Féminisme, l'avant-garde espagnole, Ilana Navaro, LSD France Culture
Une plongée passionnante dans un pays souvent réduit à ses clichés, alors qu’il est aujourd’hui à l’avant-garde des politiques féministes. Dans cette série pour LSD, Ilana Navaro cherche à comprendre comment l’Espagne (berceau du mot machisme, tout de même) est devenue une source d’inspiration en matière de lutte contre les violences sexistes et sexuelles. On y découvre un mouvement féministe puissant, ancré dans l’héritage des résistances au franquisme, une loi sur le consentement qui change vraiment la donne, et un taux de féminicides deux fois inférieur à celui de la France. C’est rigoureux, incarné, captivant : un récit qui aide à penser ce que pourrait être une volonté politique réelle en matière d’égalité. Une écoute indispensable pour qui veut comprendre l’impact d’une mobilisation collective sur un pays tout entier.
À voir
No estas sola : ensemble face à la meute (disponible sur Netflix)
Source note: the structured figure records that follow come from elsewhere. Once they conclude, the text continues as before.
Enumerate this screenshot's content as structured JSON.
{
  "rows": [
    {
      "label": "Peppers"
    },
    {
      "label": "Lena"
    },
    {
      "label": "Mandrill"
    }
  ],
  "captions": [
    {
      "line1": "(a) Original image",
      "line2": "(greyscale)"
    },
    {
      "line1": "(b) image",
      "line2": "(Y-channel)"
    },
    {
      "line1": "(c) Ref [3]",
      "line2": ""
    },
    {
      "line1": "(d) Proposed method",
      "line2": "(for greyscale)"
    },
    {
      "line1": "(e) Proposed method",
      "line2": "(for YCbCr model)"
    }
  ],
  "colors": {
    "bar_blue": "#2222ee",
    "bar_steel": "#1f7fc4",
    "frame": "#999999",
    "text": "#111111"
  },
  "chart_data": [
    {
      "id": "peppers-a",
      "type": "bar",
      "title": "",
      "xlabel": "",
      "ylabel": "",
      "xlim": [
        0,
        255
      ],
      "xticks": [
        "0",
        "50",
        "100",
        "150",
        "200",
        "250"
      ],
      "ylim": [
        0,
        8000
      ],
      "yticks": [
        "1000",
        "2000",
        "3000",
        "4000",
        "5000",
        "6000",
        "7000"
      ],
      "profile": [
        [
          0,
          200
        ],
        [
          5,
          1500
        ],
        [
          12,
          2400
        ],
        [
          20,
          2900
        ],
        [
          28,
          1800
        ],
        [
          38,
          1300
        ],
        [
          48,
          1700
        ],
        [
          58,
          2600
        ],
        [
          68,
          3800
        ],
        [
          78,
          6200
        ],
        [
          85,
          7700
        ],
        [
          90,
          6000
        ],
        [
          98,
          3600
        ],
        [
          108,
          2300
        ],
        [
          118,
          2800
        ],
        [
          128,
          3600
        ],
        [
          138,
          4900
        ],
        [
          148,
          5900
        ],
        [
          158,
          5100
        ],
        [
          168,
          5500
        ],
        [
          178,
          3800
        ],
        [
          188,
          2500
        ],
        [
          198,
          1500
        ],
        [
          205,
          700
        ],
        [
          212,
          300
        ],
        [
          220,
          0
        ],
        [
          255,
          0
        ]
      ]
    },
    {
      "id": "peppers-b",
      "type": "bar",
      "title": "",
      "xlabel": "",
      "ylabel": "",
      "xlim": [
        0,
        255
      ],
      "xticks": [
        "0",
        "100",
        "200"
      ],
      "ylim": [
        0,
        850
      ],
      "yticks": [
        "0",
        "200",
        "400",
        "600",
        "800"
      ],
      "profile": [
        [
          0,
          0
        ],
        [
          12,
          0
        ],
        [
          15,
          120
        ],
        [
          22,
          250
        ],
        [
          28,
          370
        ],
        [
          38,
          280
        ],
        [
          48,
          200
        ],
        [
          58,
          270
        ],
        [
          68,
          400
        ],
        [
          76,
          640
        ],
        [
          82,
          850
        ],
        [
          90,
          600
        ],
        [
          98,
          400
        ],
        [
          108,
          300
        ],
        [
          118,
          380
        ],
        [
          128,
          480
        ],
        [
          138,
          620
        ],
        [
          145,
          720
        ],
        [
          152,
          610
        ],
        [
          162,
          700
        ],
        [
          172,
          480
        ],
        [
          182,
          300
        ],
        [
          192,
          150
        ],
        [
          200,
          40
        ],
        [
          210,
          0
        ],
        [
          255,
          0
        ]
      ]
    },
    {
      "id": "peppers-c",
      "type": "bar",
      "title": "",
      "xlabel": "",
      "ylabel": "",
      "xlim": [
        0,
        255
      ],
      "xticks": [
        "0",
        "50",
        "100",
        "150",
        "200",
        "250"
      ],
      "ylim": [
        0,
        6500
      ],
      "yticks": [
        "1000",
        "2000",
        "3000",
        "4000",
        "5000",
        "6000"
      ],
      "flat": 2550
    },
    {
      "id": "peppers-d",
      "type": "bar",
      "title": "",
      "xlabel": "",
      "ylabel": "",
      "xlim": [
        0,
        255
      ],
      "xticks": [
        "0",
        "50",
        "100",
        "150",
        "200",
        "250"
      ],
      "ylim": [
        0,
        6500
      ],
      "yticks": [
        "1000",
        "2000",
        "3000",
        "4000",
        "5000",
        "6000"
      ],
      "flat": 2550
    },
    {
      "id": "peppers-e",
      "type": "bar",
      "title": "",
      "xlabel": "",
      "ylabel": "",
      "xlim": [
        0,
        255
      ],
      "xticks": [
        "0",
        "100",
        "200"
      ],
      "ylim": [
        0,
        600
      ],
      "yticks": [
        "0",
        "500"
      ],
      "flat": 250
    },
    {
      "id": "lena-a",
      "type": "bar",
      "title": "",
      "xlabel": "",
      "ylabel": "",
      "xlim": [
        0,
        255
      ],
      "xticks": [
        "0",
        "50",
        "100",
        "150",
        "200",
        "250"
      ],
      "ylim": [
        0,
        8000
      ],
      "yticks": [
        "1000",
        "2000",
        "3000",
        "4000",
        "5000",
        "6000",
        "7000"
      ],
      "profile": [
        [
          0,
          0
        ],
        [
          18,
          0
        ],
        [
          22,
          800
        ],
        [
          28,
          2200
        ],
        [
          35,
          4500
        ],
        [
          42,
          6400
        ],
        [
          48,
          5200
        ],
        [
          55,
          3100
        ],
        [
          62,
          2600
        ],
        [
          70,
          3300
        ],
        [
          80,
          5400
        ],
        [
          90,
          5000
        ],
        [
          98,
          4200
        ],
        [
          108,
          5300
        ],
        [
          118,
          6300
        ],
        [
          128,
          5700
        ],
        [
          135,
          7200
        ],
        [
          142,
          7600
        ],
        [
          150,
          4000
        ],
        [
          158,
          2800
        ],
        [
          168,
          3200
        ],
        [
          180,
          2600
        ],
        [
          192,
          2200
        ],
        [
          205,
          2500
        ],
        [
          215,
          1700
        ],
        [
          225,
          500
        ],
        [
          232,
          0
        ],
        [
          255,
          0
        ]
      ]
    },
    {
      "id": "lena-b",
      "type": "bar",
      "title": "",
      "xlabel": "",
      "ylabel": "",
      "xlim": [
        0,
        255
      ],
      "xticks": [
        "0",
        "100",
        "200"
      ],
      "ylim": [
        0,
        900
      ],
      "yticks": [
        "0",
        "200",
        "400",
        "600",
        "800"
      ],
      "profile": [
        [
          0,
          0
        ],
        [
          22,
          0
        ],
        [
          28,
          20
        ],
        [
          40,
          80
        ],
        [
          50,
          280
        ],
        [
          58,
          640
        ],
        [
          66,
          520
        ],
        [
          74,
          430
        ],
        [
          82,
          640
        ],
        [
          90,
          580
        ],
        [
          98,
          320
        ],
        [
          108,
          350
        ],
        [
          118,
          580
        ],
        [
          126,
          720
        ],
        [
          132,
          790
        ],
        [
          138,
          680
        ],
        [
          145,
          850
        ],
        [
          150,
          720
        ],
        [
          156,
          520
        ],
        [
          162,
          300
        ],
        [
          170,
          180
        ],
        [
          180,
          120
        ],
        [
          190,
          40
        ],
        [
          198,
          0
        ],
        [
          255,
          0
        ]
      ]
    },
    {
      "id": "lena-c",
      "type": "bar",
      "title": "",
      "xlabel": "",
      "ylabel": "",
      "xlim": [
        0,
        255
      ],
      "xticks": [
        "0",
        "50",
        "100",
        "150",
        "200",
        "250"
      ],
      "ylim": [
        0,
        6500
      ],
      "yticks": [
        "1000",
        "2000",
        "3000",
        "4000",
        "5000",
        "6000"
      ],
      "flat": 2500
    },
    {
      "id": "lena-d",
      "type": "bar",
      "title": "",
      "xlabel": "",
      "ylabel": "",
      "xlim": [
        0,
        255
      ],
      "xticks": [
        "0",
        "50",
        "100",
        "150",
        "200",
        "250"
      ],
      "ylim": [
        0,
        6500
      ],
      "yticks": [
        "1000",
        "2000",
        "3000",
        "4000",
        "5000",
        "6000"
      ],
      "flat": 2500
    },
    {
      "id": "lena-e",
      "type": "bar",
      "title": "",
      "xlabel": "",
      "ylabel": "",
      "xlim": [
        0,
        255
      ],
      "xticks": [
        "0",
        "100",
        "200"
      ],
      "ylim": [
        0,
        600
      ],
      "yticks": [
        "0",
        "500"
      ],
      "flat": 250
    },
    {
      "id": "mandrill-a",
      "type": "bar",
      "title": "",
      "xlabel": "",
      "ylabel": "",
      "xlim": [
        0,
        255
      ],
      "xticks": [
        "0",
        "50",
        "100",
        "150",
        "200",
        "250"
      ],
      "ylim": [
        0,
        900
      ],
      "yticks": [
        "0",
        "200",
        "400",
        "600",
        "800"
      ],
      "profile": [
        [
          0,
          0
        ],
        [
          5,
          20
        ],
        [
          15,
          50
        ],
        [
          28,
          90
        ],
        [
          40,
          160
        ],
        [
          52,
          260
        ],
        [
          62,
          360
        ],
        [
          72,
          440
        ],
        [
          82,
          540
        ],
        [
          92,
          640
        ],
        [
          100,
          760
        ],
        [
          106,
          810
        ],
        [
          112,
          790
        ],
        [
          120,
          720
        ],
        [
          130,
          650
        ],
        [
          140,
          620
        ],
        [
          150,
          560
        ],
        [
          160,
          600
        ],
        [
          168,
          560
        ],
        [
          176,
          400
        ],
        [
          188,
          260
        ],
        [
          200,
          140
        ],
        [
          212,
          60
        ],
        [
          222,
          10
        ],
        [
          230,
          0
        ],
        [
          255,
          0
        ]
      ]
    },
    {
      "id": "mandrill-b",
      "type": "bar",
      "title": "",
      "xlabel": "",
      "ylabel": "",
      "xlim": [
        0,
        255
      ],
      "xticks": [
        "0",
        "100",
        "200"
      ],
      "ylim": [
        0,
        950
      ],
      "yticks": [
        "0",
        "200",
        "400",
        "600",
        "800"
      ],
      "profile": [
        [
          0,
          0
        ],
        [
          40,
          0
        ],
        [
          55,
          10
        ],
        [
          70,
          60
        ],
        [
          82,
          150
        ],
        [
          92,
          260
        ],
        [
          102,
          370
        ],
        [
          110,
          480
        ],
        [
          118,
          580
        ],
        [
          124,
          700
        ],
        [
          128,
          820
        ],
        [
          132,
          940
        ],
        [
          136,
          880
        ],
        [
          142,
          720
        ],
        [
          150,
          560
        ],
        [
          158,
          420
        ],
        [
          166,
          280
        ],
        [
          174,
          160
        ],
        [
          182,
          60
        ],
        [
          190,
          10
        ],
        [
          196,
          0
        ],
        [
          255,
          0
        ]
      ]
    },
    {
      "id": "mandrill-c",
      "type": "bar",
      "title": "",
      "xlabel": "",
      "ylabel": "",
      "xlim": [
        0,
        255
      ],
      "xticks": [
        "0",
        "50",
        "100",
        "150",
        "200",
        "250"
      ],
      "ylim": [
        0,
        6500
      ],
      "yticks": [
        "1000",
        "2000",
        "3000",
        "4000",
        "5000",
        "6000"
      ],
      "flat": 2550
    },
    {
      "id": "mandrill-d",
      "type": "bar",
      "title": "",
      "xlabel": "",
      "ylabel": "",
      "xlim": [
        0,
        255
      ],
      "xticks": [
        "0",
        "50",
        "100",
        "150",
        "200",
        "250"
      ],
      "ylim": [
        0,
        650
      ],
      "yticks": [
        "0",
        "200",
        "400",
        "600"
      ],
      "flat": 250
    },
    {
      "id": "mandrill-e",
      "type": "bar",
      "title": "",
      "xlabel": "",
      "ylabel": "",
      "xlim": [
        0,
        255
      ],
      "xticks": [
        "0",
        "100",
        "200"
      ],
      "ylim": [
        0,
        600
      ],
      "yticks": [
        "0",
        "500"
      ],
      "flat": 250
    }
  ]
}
Basé sur l'agression sexuelle subie par une jeune femme lors des Sanfermines en 2016 par cinq hommes qui se font appeler La Manada, plusieurs histoires s'entremêlent et mettent en lumière les violences sexuelles que les femmes subissent au quotidien.
Ça suffit : la colère des footballeuses espagnoles (disponible sur Netflix)
Un documentaire qui revient notamment sur l’agression de la footballeuse internationale Jenni Hermoso par Luis Rubiales, alors président de la Fédération espagnole de football, lors de leur victoire de la Coupe du Monde de football en 2023. Dans ce documentaire, des membres de l’équipe se réunissent pour la première fois depuis l’agression.